In Teenage Mutant Ninja Turtles, Fox’s April is a frustrated on-air talent, sick of the froth and foam fluff-pieces that see her bouncing on trampolines in the West Village. Instead, she wants to track the mysterious vigilantes working to defeat the dreaded Foot Clan, a group of masked ninja-gunmen under the leadership of Shredder, a big, bad dude who wants to conquer New York City for his own mysterious, mustache-twirling needs. As it turns out, the vigilantes that April pursues are the Turtles, and they owe their very lives to April in the first place — because (SPOILER ALERT) once upon a time, the Turtles were April’s pets, lab experiments she rescued from a fire and set free in the sewers of Manhattan.
It’s a weird twist that adds little value to the overall picture. Instead of working to establish her trustworthiness and earning her spot with the Turtles as an outsider, April is immediately part of the family, with no chance to prove anything to the audience.

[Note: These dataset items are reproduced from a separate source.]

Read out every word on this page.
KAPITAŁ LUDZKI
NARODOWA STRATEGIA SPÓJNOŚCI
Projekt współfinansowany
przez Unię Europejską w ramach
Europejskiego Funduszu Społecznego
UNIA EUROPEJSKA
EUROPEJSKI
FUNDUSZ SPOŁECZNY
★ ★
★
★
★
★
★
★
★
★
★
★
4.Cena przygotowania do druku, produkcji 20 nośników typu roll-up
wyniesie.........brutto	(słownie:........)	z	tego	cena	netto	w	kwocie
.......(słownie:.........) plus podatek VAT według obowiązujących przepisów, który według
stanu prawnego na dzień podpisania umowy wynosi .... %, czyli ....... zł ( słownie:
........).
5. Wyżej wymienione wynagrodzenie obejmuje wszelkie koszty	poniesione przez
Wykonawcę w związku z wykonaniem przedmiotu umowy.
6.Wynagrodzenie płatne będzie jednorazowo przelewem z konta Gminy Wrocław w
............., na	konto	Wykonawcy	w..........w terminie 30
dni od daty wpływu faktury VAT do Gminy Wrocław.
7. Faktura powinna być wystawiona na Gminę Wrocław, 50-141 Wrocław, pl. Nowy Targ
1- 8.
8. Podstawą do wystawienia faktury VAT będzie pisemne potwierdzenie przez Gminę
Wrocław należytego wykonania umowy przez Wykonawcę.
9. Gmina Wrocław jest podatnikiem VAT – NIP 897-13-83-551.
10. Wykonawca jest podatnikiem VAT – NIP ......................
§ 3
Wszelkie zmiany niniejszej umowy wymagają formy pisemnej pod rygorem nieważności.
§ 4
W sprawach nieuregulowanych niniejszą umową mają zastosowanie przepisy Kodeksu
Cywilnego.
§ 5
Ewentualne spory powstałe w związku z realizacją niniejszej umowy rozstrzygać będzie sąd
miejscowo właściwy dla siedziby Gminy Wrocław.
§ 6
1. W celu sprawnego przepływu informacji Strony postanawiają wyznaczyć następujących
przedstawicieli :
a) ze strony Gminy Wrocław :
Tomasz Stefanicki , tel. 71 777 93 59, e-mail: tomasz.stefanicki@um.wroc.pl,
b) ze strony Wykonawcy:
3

She plays an active role in the Turtles’ existence, but beyond that, she’s a damsel-in-distress who contributes nothing to the story. A better actress could elevate April beyond her story woes, but Fox is not that actress. It does not help that she’s completely objectified by the camera, at one point nearly killed because Will Arnett’s smarmy Vern Fenwick is too busy staring at her rear end when he should be driving a car.
Origin twists aside, Ninja Turtles shares an Amazing Spider-Man link in its MacGuffin. There’s secret power oozing through the brothers’ blood, and Shredder wants it bad. It’s what Dane DeHaan’s Harry Osborn desired from Andrew Garfield’s Peter Parker in ASM2. Heck, it’s the same reason Zachary Quinto’s Spock chased Benedict Cumberbatch’s Khan all over San Francisco at the end of Star Trek Into Darkness. And it’s what Shredder wants, too: Turtle blood, mixed in with his Turtle soup. How original.
Turtles twists the origin story of the mutant ninja bros with an extra degree of importance for April O’Neill.
Unfortunately, it really is the only area where Ninja Turtles succeeds. Fox’s April is a flat-lined lead with an unnecessarily convoluted backstory and an underwhelming role in the main story. The brothers are faithfully rendered, but their ninja antics are too big and loud and claustrophobic to appreciate. The story lacks any semblance of originality. Perhaps it’ll win over a pre-teen crowd, but with Guardians of the Galaxy in theaters at the same time vying for the same audience, it’s impossible to recommend Ninja Turtles as an alternative. It’s a shame; Ninja Turtles is a very fun franchise when it’s in the right hands. Here, it’s just a giant fart joke.
But, you know. Pepperoni.
Teenage Mutant Ninja Turtles is in theaters now.